In the HPC Challenge Award Competition, teams were invited to submit their own implementations of selected benchmarks from the HPC Challenge benchmark suite.10 Evaluation of entries was weighted 50% for performance and 50% for code elegance, clarity, and size. The results of this competition are shown in Figure 4.
These graphs indicate the speedup and relative effort for each submitted implementation of the FFT, RandomAccess, HPL/Top500, and Stream benchmarks. Teams reported the performance of their implementation running on their own parallel computing platform, with no restriction on number of processors. This performance was compared to that of a baseline serial implementation to compute speedup. Relative effort is taken as the size of the parallel code relative to the baseline serial implementation. For each benchmark, the speedup and relative effort for the reference C/MPI implementation is indicated for comparison. The reference C/MPI implementation generally falls in the upper right quadrant of the graph, indicating that it achieved speedup at the cost of additional effort with respect to the serial version.

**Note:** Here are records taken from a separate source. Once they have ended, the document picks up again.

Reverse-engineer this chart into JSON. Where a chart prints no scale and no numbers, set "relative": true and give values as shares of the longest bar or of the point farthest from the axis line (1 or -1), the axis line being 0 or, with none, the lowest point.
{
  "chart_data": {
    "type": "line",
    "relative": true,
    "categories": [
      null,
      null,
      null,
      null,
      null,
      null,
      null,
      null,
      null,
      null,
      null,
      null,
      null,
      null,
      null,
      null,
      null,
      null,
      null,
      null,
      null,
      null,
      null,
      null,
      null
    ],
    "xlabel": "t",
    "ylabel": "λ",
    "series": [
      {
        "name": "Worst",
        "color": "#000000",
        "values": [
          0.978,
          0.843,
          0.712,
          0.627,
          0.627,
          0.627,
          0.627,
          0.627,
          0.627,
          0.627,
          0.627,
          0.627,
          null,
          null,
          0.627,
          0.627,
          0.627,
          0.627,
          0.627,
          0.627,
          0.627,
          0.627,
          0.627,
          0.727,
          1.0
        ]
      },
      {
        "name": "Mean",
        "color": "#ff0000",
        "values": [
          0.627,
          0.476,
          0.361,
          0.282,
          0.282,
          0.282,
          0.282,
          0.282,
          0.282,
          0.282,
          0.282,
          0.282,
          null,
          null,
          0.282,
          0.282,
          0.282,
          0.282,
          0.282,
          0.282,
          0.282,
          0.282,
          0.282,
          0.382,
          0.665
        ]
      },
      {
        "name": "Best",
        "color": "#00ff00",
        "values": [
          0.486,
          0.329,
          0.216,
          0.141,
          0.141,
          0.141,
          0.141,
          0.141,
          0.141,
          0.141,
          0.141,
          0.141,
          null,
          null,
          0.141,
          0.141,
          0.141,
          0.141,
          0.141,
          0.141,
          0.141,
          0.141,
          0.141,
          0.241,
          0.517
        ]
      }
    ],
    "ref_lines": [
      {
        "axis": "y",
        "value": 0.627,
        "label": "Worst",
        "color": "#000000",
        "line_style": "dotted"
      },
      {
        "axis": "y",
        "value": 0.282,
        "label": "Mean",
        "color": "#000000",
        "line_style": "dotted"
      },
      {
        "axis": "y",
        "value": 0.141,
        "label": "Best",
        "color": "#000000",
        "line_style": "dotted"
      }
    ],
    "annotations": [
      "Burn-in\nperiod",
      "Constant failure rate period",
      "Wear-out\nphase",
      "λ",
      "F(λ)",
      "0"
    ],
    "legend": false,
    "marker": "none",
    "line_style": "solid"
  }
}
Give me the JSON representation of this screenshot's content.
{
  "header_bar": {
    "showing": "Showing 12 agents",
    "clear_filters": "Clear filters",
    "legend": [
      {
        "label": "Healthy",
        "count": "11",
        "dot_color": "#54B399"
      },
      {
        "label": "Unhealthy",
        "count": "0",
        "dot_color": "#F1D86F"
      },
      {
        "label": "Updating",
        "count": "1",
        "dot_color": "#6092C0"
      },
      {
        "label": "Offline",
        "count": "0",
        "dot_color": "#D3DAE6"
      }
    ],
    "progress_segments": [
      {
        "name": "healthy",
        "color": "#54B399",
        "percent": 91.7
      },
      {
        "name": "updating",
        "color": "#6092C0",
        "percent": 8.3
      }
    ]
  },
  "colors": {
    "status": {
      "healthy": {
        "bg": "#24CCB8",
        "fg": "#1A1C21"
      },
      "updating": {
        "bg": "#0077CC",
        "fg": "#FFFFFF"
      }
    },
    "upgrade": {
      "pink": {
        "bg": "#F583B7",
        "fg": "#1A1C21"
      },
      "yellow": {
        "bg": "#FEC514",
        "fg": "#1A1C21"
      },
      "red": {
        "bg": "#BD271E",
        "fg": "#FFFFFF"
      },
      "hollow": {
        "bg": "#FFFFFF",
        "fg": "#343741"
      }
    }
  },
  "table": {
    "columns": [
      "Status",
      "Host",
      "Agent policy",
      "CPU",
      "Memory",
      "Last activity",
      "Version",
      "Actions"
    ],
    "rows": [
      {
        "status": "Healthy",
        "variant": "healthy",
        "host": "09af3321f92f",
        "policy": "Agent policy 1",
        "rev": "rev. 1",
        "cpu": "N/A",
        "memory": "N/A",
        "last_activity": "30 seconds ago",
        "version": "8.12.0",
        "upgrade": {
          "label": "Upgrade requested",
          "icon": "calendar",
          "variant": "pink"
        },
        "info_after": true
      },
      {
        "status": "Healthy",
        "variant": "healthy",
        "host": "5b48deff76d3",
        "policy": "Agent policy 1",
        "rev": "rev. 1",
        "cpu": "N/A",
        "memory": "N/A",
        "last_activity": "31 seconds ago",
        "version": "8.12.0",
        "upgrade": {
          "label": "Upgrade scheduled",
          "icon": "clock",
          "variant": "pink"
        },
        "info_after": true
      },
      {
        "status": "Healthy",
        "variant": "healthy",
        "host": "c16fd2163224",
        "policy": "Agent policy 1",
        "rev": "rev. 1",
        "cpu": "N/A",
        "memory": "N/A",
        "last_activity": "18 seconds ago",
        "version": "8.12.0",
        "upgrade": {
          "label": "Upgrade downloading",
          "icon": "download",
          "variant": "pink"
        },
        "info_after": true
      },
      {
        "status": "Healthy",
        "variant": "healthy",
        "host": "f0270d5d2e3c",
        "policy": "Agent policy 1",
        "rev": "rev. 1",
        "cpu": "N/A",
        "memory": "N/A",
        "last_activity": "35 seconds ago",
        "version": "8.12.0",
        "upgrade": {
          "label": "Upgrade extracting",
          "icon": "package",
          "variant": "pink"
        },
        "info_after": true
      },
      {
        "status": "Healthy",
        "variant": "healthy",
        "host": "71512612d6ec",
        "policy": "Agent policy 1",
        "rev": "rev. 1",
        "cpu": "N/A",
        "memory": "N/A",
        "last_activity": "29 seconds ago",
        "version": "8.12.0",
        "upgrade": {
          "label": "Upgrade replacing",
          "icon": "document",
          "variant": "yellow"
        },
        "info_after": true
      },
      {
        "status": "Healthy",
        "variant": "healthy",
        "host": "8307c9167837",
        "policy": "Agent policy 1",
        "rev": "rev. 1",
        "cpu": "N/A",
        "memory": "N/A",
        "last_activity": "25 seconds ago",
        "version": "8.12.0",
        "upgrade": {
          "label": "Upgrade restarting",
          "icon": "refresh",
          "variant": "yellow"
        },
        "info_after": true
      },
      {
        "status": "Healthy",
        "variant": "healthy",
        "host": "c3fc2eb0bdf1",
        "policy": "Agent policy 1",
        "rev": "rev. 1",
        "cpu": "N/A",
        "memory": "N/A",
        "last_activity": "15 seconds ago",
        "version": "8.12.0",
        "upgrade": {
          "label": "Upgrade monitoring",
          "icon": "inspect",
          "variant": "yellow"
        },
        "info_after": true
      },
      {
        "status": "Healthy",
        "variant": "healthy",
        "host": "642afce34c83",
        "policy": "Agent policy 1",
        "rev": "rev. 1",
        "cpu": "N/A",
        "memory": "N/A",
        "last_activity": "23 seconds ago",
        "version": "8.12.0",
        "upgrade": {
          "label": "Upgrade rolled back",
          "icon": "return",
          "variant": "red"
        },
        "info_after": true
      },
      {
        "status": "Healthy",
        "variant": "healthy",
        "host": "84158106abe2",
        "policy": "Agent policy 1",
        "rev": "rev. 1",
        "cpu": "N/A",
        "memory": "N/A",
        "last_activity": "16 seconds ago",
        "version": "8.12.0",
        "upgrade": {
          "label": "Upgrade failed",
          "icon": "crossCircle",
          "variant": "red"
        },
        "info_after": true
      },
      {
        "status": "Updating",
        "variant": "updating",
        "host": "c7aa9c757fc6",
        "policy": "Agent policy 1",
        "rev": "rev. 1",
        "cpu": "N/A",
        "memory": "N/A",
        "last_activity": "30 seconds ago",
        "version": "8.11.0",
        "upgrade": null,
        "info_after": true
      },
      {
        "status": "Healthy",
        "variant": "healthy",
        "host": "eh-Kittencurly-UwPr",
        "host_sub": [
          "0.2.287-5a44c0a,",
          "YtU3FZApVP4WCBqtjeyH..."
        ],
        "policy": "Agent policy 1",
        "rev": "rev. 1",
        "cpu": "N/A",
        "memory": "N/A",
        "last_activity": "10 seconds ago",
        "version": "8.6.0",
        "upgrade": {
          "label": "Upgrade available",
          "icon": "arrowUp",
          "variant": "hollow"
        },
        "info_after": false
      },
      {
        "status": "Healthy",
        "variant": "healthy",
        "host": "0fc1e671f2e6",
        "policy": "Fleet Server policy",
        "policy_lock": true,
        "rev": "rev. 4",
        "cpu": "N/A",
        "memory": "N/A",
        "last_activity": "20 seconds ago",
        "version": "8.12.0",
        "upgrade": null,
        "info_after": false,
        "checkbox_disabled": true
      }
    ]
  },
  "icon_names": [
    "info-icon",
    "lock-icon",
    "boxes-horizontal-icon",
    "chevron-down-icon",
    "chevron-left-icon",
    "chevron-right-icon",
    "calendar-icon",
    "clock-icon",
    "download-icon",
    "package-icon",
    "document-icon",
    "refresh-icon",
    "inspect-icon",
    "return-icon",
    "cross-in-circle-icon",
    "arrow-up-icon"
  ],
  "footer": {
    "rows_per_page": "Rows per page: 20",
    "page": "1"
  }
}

As shown in the graphs, 24 of the 30 submissions achieved speedup relative to the serial version, and 18 entries required less effort (i.e., smaller code size) relative to the serial version. All but two of the entries required less effort than the C/MPI reference implementation. It is also worth noting that half of the submissions, including all of the winning entries, fall in the upper left quadrant of the graph, indicating that they achieved speedup while requiring less development effort relative to the serial implementation. This result bolsters the argument for using a metric such as RDTP which takes into account both performance and developer effort.